Pinnace v. Baron Francingues

404 So. 2d 1347 | La. Ct. App. | 1981

REDMANN, Judge.

Plaintiff appeals from an award of $1,310.75, complaining of the trial judge’s limiting the general damages award to $500 because no physician corroborated plaintiff’s testimony of her minor injury. Neither defendant appeals or answers plaintiff’s appeal. The question is whether the trial judge erred in refusing a continuance when plaintiff’s sole intended medical witness, subpoenaed 13 days before the trial, did not appear. We answer yes and remand.

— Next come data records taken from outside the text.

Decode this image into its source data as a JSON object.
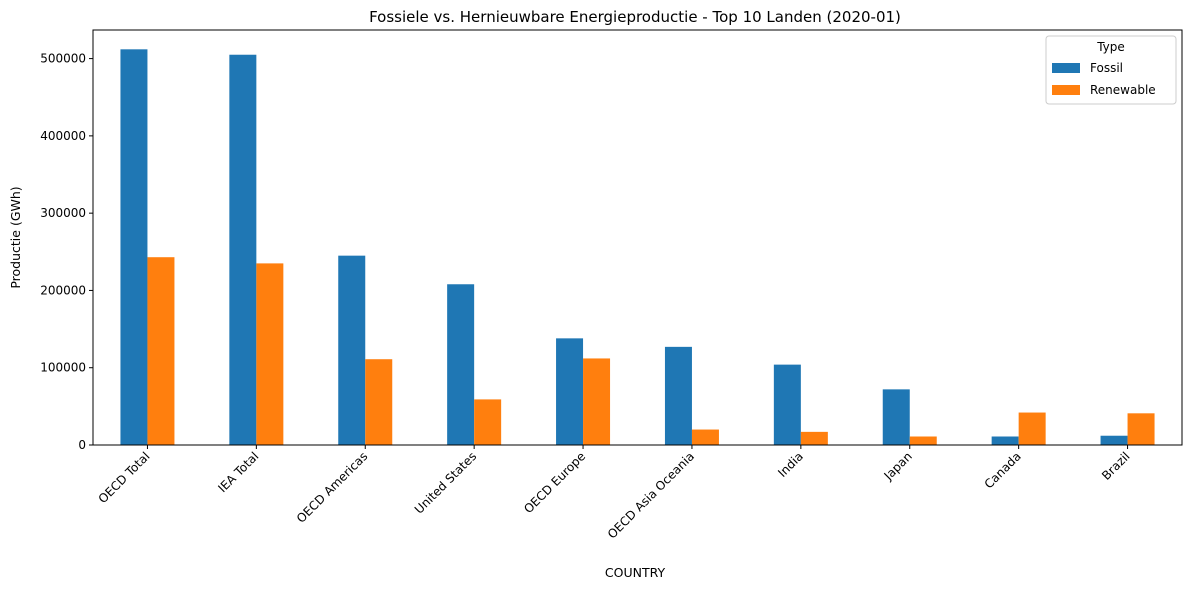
{
  "chart_data": {
    "type": "bar",
    "title": "Fossiele vs. Hernieuwbare Energieproductie - Top 10 Landen (2020-01)",
    "xlabel": "COUNTRY",
    "ylabel": "Productie (GWh)",
    "ylim": [
      0,
      537000
    ],
    "yticks": [
      "0",
      "100000",
      "200000",
      "300000",
      "400000",
      "500000"
    ],
    "categories": [
      "OECD Total",
      "IEA Total",
      "OECD Americas",
      "United States",
      "OECD Europe",
      "OECD Asia Oceania",
      "India",
      "Japan",
      "Canada",
      "Brazil"
    ],
    "legend_title": "Type",
    "legend_position": "top-right",
    "grid": false,
    "series": [
      {
        "name": "Fossil",
        "color": "#1f77b4",
        "values": [
          512000,
          505000,
          245000,
          208000,
          138000,
          127000,
          104000,
          72000,
          11000,
          12000
        ]
      },
      {
        "name": "Renewable",
        "color": "#ff7f0e",
        "values": [
          243000,
          235000,
          111000,
          59000,
          112000,
          20000,
          17000,
          11000,
          42000,
          41000
        ]
      }
    ]
  }
}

This is not a case of the doctor’s testimony being immaterial, as a trial judge might have viewed it in the light of plaintiff’s own description of her “fried egg over easy” swelling in her back. The trial *1348judge’s express reasoning affirms that, in his mind, the doctor was a “material witness” within La.C.C.P. 1602: the judge did not “feel that her injuries as she described alone without corroboration justified an award for the usual kind of award in this kind of case.”

The wording of C.C.P. 1602 is mandatory, McCaleb v. Department Pub. Safety, 309 So.2d 748 (La.App. 4 Cir. 1975), requiring that

A continuance shall be granted if at the time a case is to be tried, the party . . . shows . . . that a material witness has absented himself without the contrivance of the party applying for the continuance.

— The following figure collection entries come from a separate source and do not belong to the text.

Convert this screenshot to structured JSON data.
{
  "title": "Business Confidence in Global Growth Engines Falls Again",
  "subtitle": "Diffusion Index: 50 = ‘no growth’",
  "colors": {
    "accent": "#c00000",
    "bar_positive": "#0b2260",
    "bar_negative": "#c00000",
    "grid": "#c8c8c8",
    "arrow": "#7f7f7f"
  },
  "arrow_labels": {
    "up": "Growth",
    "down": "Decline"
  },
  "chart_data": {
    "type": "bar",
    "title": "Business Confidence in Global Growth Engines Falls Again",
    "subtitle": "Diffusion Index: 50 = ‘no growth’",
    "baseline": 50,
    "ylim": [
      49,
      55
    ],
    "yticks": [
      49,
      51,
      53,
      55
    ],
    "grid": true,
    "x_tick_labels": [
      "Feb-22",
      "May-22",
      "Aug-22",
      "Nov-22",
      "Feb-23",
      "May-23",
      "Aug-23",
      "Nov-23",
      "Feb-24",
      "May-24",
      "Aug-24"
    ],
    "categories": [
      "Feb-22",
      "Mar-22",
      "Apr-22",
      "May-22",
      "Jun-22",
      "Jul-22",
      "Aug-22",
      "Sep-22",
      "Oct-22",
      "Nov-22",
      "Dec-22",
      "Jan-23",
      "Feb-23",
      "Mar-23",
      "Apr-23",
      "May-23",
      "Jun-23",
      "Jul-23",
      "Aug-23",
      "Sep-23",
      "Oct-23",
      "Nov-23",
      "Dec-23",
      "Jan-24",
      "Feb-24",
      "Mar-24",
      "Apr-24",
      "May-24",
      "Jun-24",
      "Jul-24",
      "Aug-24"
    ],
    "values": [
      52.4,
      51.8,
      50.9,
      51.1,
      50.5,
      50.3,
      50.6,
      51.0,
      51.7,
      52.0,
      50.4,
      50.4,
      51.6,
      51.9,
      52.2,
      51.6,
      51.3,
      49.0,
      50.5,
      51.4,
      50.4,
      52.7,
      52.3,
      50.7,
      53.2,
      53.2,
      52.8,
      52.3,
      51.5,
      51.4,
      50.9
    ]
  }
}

Here the trial judge noted the presence in the record of the return on the subpoena showing service on the doctor through his secretary as authorized by C.C.P. 1236. The trial judge denied the continuance, stating, “You have the option, of course, of holding him [the doctor] in contempt of court or issuing an instanter subpoena for him, and if you wish at a later date to bring him in for contempt, I will hold him in contempt .... I find that a physician ... who ignores a subpoena does so at his own peril.”

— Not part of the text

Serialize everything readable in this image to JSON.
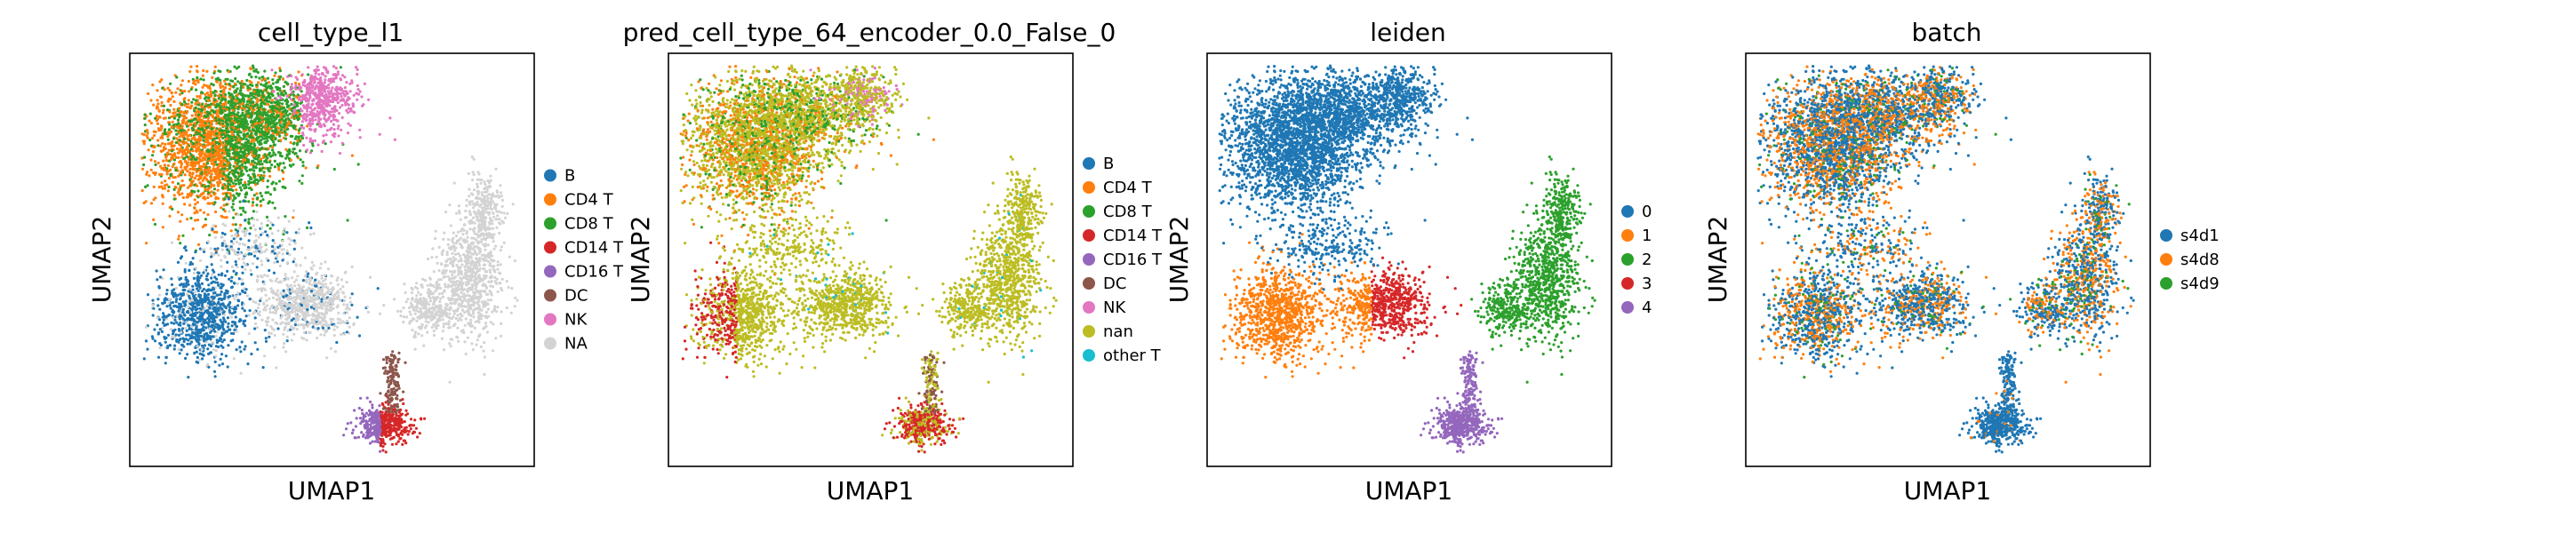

To deny the continuance to the litigant patient, however, was to hold that the physician ignores a subpoena at the litigant’s peril rather than at the physician’s own peril. The settlement of citizens’ disputes in the court rather than in the streets depends in essential part upon society’s affording effective measures to compel the attendance of witnesses in behalf of the litigants. When a witness subpoenaed to attend a court hearing does not obey that subpoena, due process of law, La.Const. art. 1 §§ 2 and 22 and U.S.Const. amend. 14 § 1, requires that the court exert its powers in behalf of the disadvantaged litigant to obtain compliance with its subpoena, unless the court finds some circumstance such as that the witness’s proposed testimony is not material to the dispute or that the subpoenaing litigant has conspired to obtain disobedience of the subpoena — both possibilities treated by La.C.C.P. 1602. In the absence of some such circumstance, the court may not merely decide the litigation as if the litigant had not attempted to produce further, material testimony. Differing circumstances may require differing solutions to. the litigant’s problem, but in our circumstances of a local physician’s failing to appear, the motion for a continuance should have been granted, to allow the physician to testify in person or by deposition.1

The judgment appealed from is therefore set aside insofar as it fixed the general damages and the matter is remanded for further proceedings not inconsistent with this opinion.

. Plaintiffs motion for a new trial shows (for the first time in the record) that the doctor did not appear because of a misunderstood message from plaintiffs lawyer relating to another case. This may have been negligence attributable to plaintiffs lawyer, but not “contrivance” within C.C.P. 1602. In any case, at the time of the ruling here complained of, the record shows only that a subpoenaed material witness absented himself without contrivance by plaintiff.